D.h. aus genomischer DNA entsteht eine DNA, die direkt als mRNA transkribiert wird, ohne dass dann weitere Prozessierungsschritte(d.h.Spleißen) notwendig wären (abgeshen jetzt von Capping und polyAtailing).
Bis jetzt habe ich immer von der mRNA (!) ausgehend diesen TCR (beta-chain) erfolgreich amplifiziert (d.h. ich habe aus den Zellen die total RNA isoliert und daraus cDNA gemacht als template für die PCR).
Der fwp liegt dabei in einem sog.V-Gen und der rw liegt im sog. C-Gen (bzw.region).
Nun besteht aber die Notwendigkeit, aus der DNA selber (!) dieses rearrangierte Gen (beta-chain vom TCR) zu amplifizieren.
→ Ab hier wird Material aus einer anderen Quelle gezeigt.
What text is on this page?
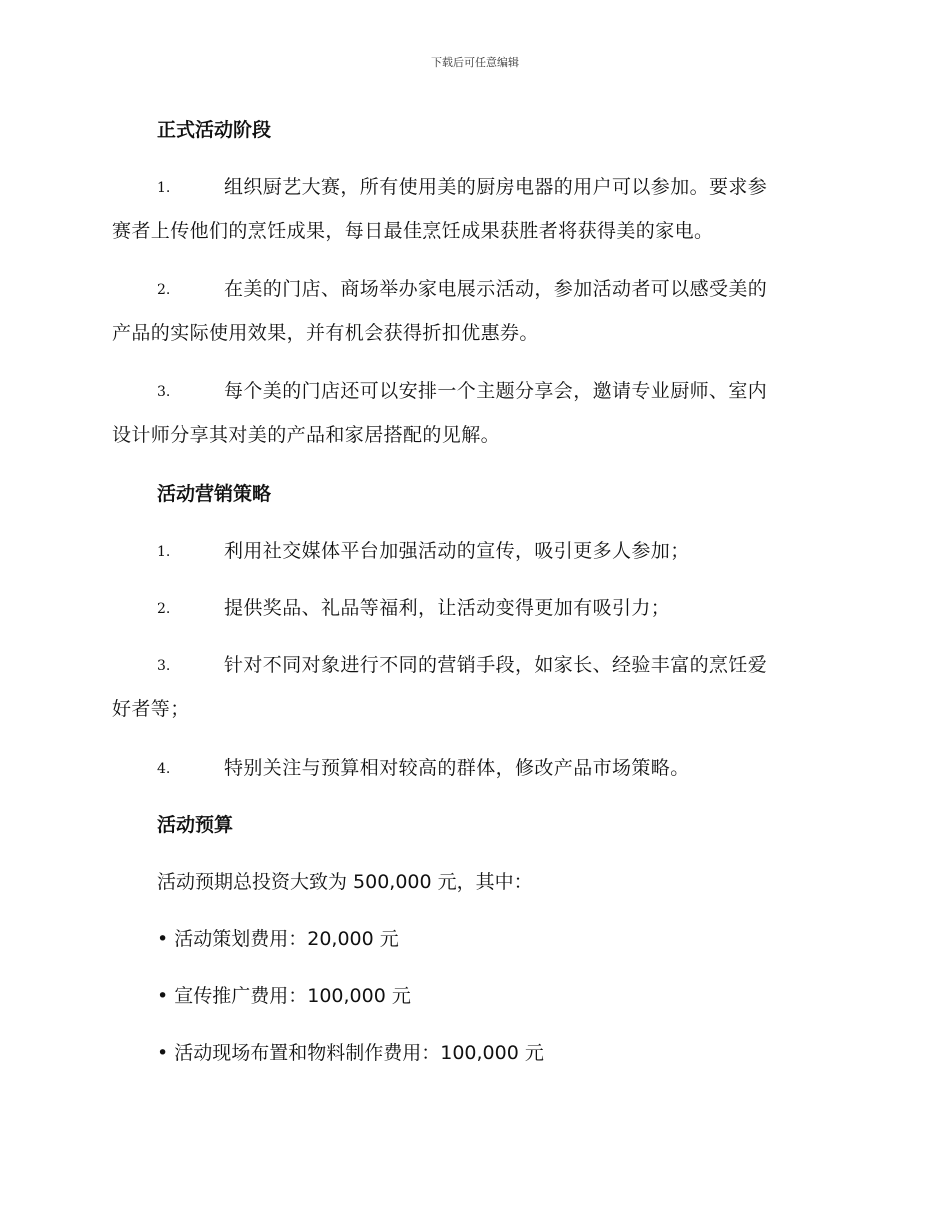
下载后可任意编辑
正式活动阶段
1.	组织厨艺大赛，所有使用美的厨房电器的用户可以参加。要求参
赛者上传他们的烹饪成果，每日最佳烹饪成果获胜者将获得美的家电。
2.	在美的门店、商场举办家电展示活动，参加活动者可以感受美的
产品的实际使用效果，并有机会获得折扣优惠券。
3.	每个美的门店还可以安排一个主题分享会，邀请专业厨师、室内
设计师分享其对美的产品和家居搭配的见解。
活动营销策略
1.	利用社交媒体平台加强活动的宣传，吸引更多人参加；
2.	提供奖品、礼品等福利，让活动变得更加有吸引力；
3.	针对不同对象进行不同的营销手段，如家长、经验丰富的烹饪爱
好者等；
4.	特别关注与预算相对较高的群体，修改产品市场策略。
活动预算
活动预期总投资大致为 500,000 元，其中：
• 活动策划费用：20,000 元
• 宣传推广费用：100,000 元
• 活动现场布置和物料制作费用：100,000 元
Ich habe dafür die selben Primerpaare verwendet wie für die cDNA.
Das Problem: ich kriege viele unspezifische(!) Banden und z.T. gar nicht(!) das erwartete Amplikon (welches misst ~190-270bp, je nach V-Gen, denn ich verwende 22 versch.fwp für die (22)versch. humanen V-Genen; der rw Primer bleibt immer der selbe).
Ich habe an der Annealing temperatur ein bißchen herumgespielt (55°C, 58°C, 60°-normalerweise mache ich 60°C w cDNA), habe die Zykluszahl erhöhrt (von 34 auf 50), habe versch. Mengen an DNA (50-500ng DNA) eingesetzt, doch alle diese Maßnahmen haben auf diese unspez. Banden keinen Einfluss.
Wohl eine Rolle spielt die Annealing einen Einfluss, wo ich bei 60°C zumindest bei einigen fwp (sprich TCR-Familien) überhaupt das erwartete Amplikon erhalte.
Meine Frage: Wo könnte das Problem (bzw. die Probleme) liegen?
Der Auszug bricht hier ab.